If you thought good funeral doom is easy to compose and that it is virtually impossible to record a bad funeral doom album, when all one needs it some simple tunes and the right, crawling pace, well, _March of Time_ may prove you wrong.

Although Everlasting isn't a bedroom project per se, as it incorporates real musicians playing real instruments -- the whole assembly of metal instruments, drums included -- the band's debut album sounds like a bedroom product whose only majestic characteristics are probably the beautiful bleak landscapes lit by a setting sun captured gracefully in the photos adorning the album's covers, echoing the brooding yet contemplative mood of Yearning's _With Tragedies Adorned_ cover -- other than that, any similarities stop right there.

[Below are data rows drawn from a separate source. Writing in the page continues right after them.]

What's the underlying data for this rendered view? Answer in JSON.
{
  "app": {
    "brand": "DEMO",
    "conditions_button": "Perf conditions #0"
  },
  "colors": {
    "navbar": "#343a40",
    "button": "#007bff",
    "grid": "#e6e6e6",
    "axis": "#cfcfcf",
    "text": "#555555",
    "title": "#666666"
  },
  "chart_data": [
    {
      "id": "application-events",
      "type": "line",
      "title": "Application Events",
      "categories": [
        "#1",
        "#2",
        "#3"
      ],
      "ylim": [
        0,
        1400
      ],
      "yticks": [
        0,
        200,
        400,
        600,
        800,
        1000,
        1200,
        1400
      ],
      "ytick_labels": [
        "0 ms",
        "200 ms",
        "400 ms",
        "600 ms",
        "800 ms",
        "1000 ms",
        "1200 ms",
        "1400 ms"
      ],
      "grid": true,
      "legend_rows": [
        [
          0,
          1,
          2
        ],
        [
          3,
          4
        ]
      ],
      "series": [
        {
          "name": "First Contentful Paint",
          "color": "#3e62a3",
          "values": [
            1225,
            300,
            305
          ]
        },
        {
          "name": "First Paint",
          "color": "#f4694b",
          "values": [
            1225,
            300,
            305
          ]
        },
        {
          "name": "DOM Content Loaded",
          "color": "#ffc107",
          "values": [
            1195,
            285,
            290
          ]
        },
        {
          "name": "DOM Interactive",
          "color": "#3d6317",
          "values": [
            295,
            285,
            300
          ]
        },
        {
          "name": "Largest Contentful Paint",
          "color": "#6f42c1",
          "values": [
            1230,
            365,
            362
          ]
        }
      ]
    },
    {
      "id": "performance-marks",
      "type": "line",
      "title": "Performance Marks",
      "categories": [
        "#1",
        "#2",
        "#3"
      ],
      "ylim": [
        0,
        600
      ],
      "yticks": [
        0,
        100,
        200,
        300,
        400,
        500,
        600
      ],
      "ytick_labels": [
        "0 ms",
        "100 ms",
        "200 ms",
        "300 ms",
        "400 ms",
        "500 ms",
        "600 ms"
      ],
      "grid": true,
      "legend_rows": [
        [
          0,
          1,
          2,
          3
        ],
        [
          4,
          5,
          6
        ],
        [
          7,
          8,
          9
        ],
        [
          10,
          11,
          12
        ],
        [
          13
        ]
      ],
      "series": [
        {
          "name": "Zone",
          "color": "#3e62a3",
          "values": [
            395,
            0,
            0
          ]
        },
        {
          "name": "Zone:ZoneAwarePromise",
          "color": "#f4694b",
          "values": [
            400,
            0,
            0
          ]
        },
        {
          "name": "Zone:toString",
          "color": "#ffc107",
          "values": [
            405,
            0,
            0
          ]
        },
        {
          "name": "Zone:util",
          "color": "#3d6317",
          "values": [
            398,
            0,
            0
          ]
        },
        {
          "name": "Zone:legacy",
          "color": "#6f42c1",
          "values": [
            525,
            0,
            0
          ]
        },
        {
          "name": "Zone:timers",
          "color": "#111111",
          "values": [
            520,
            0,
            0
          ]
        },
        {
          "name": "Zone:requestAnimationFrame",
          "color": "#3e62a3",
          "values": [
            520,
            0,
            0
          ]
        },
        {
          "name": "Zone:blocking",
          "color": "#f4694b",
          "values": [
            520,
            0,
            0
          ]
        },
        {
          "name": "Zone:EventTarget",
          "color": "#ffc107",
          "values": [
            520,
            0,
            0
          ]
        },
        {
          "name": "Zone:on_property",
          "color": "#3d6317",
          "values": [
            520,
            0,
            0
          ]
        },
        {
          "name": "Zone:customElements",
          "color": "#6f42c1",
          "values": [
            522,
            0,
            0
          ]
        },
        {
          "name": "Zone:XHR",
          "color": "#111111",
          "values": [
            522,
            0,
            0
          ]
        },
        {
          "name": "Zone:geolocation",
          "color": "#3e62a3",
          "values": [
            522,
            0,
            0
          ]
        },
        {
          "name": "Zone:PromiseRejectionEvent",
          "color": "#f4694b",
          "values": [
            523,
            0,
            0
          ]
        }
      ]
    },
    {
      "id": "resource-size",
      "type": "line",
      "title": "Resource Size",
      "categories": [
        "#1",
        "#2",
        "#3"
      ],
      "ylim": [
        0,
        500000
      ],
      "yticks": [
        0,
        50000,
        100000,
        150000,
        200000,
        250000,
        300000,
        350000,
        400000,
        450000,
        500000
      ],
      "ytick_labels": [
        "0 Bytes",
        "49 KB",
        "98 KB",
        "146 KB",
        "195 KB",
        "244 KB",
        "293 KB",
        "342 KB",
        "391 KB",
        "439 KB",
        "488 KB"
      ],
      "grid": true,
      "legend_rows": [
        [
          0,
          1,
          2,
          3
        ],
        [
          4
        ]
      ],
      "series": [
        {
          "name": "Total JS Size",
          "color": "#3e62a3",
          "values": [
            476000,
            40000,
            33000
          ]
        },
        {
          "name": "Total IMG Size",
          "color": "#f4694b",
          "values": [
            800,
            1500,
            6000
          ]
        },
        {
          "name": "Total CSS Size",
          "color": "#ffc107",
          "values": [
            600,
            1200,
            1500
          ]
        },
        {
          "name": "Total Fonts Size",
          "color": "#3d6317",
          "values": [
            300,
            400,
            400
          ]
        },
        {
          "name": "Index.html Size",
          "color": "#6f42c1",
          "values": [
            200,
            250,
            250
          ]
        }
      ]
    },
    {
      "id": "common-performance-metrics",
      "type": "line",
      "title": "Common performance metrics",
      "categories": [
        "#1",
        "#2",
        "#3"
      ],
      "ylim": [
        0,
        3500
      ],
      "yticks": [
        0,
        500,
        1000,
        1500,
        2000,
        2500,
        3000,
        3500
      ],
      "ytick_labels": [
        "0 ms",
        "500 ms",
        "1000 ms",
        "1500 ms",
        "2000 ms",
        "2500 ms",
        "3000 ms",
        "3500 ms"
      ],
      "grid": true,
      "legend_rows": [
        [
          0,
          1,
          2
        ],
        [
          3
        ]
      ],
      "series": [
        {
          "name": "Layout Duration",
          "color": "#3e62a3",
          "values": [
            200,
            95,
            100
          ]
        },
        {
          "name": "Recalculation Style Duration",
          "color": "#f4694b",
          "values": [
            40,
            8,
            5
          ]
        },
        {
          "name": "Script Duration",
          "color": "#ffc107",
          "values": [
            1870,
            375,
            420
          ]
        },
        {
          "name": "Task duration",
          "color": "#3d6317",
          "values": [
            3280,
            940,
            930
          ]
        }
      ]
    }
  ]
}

That aside, _March of Time_ is a linear, banal, uninteresting recording without a clear direction, containing some really weak musical moments that pay homage to the funeral doom style with their pale echoing shadow without straying off from the route set by their predecessors but with a much diminished presence or charisma, where a high pitched guitar tone coupled with some sloppy synthesizers and a sporadic drum beat drag on and on aimlessly, helped by a vocalist who mostly speaks in low key using broken English (do not read the lyrics, as they make the whole charade even worse than it already is) and above all, a thin, if not anorexic, distorted guitar in endless sustain that offers confused, unfocused, sporadic non-riffage (mostly sporadic chords), as if the band have been jamming and the guitarist has just been inventing ad-hoc these guitar manipulations without investing any real thought.

The faster parts are misplaced and totally out of context, exhibiting some quirky and awfully non-engaging black metal routine that totally kills the mild atmosphere the band has been struggling to build with tooth and nail. Some nice, brooding neoclassical piano pieces do not salvage this recording from total ruination and forgetfulness, as this is one faceless and unimaginative album, if there ever was one.

I cannot think of anyone in their right mind who would enjoy this recording, not even the ones who make their first steps in the realm of funeral doom, as this is neither funeral nor doom, just a mumbo jumbo of almost random notes without even the slightest clue regarding both the art of song writing and the meaning of inspiration.